高太監到沈家門口的時候,已經是深夜,他敲響房門之後,是丫鬟蓮兒給他開的門,見到是高公公之後,蓮兒慌忙對高太監行禮。

很快,沈恆也被驚動,匆忙來到前院,對著高太監拱手行禮:“高公公深夜大駕,不知所為何事?”

高明看了一眼沈恆,也微微拱手還禮:“沈翰林.”

高太監頓了頓,問道:“沈夫人醒著沒有,咱家有要緊事,要見沈夫人一面.”

沈恆猶豫了一下,還是微微低頭道:“公公稍後,我讓人去叫一下嫂子.”

片刻之後,陸若溪也來到了前院,她對著高太監福了一福,問道:“高公公,這麼晚親自光臨寒舍,不知道…”
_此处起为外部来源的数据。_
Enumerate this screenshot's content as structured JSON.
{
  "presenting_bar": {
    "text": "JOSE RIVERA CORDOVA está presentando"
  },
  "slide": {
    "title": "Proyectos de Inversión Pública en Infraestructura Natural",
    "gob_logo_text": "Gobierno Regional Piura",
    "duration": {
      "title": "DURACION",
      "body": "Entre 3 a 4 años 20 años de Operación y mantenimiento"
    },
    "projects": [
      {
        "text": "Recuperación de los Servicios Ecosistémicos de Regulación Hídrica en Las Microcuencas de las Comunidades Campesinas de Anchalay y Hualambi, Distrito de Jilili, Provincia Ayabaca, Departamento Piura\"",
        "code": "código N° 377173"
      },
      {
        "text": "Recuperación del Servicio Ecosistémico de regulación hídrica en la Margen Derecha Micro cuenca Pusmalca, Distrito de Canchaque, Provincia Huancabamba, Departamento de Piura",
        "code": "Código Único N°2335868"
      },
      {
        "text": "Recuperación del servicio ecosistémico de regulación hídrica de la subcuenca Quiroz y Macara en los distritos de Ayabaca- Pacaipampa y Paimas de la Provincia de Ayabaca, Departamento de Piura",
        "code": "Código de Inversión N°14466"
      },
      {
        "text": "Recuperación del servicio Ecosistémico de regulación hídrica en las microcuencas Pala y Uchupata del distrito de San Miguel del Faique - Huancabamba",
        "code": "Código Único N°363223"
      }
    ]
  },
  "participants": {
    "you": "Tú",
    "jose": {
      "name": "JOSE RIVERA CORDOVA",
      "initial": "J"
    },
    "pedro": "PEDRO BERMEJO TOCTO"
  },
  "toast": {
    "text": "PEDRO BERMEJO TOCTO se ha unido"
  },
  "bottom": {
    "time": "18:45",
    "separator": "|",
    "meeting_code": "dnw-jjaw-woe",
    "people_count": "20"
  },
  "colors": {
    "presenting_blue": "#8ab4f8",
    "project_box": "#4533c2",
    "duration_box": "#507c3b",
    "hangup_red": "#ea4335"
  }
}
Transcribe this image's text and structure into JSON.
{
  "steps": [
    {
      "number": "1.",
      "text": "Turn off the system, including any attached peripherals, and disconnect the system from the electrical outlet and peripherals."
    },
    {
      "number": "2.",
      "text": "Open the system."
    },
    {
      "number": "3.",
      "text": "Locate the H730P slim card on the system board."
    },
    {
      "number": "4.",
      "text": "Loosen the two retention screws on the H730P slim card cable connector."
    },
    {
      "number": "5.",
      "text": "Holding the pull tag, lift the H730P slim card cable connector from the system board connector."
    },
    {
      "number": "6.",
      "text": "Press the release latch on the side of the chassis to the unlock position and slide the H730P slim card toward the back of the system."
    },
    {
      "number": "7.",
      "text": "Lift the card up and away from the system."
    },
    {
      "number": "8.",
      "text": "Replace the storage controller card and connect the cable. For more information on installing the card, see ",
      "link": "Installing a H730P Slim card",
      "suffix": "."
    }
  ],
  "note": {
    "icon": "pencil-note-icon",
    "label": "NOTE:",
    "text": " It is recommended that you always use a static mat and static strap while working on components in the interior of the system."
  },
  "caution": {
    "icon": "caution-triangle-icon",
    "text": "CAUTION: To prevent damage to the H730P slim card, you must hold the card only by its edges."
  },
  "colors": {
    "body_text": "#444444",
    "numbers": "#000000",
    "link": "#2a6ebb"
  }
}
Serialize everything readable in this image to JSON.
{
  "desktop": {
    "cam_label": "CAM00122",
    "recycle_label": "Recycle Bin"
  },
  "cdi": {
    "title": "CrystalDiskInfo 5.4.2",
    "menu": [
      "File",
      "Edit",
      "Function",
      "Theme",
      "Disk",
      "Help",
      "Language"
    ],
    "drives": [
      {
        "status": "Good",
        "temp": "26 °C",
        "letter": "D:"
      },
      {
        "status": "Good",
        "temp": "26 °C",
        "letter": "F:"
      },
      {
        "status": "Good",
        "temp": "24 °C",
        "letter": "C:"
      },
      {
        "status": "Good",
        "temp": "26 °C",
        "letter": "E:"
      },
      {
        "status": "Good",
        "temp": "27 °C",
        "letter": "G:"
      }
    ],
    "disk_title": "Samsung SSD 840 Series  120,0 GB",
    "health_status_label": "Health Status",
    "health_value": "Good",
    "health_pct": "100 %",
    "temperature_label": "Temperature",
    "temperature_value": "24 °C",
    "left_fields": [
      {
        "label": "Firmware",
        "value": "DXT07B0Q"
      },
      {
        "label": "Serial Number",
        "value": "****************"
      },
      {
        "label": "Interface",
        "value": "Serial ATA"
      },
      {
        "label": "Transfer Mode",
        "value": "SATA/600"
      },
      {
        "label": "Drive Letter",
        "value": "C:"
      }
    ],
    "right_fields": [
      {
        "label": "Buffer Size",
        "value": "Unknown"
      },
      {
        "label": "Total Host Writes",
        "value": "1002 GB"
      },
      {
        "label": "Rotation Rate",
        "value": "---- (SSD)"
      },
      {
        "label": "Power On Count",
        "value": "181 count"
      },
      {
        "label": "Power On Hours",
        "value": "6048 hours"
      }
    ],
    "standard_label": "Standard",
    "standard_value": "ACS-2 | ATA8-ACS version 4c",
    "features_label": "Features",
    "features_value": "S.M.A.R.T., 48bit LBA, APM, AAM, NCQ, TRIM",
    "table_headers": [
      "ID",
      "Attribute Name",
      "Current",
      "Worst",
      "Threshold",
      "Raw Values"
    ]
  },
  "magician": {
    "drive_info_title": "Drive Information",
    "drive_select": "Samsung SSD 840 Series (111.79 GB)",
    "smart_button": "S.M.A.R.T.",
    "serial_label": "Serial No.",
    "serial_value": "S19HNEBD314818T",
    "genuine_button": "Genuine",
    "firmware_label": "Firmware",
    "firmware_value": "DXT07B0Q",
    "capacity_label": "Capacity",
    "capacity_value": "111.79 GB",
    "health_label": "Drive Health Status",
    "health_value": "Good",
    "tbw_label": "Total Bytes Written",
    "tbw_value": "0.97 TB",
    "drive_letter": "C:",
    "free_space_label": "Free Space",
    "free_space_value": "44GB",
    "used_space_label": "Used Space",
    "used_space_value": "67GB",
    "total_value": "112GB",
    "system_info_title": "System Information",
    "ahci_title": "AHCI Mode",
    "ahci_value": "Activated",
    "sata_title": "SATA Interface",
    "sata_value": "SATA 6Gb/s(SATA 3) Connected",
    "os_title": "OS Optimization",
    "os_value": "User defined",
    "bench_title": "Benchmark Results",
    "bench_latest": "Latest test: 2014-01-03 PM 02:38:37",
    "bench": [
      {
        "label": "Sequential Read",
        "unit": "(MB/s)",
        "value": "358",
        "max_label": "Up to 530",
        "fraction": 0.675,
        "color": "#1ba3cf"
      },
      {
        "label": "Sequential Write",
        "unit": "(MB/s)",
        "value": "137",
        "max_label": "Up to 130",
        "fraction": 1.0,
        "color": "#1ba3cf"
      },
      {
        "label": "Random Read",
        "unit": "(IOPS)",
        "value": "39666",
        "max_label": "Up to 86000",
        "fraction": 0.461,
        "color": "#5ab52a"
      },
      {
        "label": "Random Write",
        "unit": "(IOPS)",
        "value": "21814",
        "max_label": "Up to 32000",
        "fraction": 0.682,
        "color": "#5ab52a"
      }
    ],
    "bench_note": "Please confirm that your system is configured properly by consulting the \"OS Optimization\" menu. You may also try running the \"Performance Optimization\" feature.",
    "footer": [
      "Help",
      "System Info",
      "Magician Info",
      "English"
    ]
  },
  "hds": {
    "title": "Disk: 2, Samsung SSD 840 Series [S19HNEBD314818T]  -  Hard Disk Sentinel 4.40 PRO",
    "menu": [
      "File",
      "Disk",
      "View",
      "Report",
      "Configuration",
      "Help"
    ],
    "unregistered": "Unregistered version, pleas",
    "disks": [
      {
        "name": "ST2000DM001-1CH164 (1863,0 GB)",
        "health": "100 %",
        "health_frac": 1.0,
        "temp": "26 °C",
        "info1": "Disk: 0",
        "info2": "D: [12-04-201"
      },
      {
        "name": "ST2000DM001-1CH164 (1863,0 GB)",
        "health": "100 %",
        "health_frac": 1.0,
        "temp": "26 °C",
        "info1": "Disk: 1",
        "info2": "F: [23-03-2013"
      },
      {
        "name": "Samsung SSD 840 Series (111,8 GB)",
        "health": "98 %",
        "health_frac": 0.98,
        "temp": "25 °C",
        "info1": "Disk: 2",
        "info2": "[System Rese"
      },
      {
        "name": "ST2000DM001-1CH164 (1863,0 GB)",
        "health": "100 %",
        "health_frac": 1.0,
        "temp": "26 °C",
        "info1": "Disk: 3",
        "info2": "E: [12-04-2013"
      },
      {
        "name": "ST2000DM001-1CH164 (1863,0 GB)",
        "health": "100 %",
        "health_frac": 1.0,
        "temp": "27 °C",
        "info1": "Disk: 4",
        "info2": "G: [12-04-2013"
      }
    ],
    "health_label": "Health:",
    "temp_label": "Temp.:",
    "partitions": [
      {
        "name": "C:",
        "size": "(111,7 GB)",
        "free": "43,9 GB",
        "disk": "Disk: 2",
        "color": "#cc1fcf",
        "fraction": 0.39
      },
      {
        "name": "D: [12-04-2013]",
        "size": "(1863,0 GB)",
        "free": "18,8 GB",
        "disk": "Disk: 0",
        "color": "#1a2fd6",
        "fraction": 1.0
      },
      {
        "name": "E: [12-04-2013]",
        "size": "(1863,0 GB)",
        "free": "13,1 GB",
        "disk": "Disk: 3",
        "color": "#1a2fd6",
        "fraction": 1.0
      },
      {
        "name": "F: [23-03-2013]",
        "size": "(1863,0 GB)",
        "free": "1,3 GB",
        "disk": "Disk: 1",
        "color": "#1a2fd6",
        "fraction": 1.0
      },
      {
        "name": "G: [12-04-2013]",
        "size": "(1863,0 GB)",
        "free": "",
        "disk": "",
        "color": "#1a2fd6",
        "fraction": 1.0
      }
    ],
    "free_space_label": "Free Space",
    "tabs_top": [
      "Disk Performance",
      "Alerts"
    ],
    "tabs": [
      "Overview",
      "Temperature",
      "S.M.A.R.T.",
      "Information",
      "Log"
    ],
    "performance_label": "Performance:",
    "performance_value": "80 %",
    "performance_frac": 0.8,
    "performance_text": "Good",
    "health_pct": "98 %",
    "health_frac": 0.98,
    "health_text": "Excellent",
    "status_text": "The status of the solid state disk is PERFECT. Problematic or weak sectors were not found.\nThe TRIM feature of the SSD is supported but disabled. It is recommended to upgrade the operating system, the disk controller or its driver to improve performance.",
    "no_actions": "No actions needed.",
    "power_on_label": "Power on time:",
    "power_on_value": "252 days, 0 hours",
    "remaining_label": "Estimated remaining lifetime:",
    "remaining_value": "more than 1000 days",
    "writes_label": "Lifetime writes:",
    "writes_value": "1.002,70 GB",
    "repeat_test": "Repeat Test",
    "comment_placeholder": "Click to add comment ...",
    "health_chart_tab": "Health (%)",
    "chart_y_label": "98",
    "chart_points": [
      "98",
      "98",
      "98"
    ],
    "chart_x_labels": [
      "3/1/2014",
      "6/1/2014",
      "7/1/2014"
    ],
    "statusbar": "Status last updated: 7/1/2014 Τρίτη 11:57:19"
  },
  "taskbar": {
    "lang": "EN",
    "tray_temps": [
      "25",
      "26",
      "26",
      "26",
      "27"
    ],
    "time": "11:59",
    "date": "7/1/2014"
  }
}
高太監看著陸若溪,先是行禮,然後開門見山的說道:“沈夫人,沈家…”

“恐怕要搬家了.”

陸若溪一愣,問道:“高公公,這是何故?朝廷要把這個宅子收回去麼?”

沈家現在住的這個宅子,也是當初皇帝賞給沈毅的,是某位大理寺少卿畢生的財富“積累”。

高太監默默搖頭:“陛下賞給沈家,便是沈家的了,只是此時,沈宅已經不安全了.”

“咱家已經派人去清理大通街的那座宅子,明天一早,沈家便搬到大通街去住.”

“大通街就在皇城根上,住在那裡,也安全一些.”

聽到安全兩個字,沈恆若有所思,拱手道:“高公公,敢問可是…”

高太監默默的看了看沈恆。

“沈翰林,現在來不及細說,等你們搬到大通街之後,抽時間,咱家會跟你們細說.”

沈恆會意,他扭頭看了看陸若溪,微微低頭拱手道:“嫂子,搬吧.”

沈毅不在家,沈家理論上應該是陸若溪做主,但是畢竟還有沈恆這麼個探花郎在,沈恆說話,也是作數的。

陸若溪點了點頭,對高公公低頭道:“高公公,我家明天一早就開始搬家.”

高太監點頭,默默轉身離開。

他帶來的那些太監們,卻沒有離開,靜靜的守在外面。

高太監離開之後,陸若溪看著沈恆,問道:“叔叔,今夜這是?”

沈恆長長的吐出了一口濁氣。

“嫂子…”

“想是大兄,已經成為某些人的眼中之釘,肉中之刺了…”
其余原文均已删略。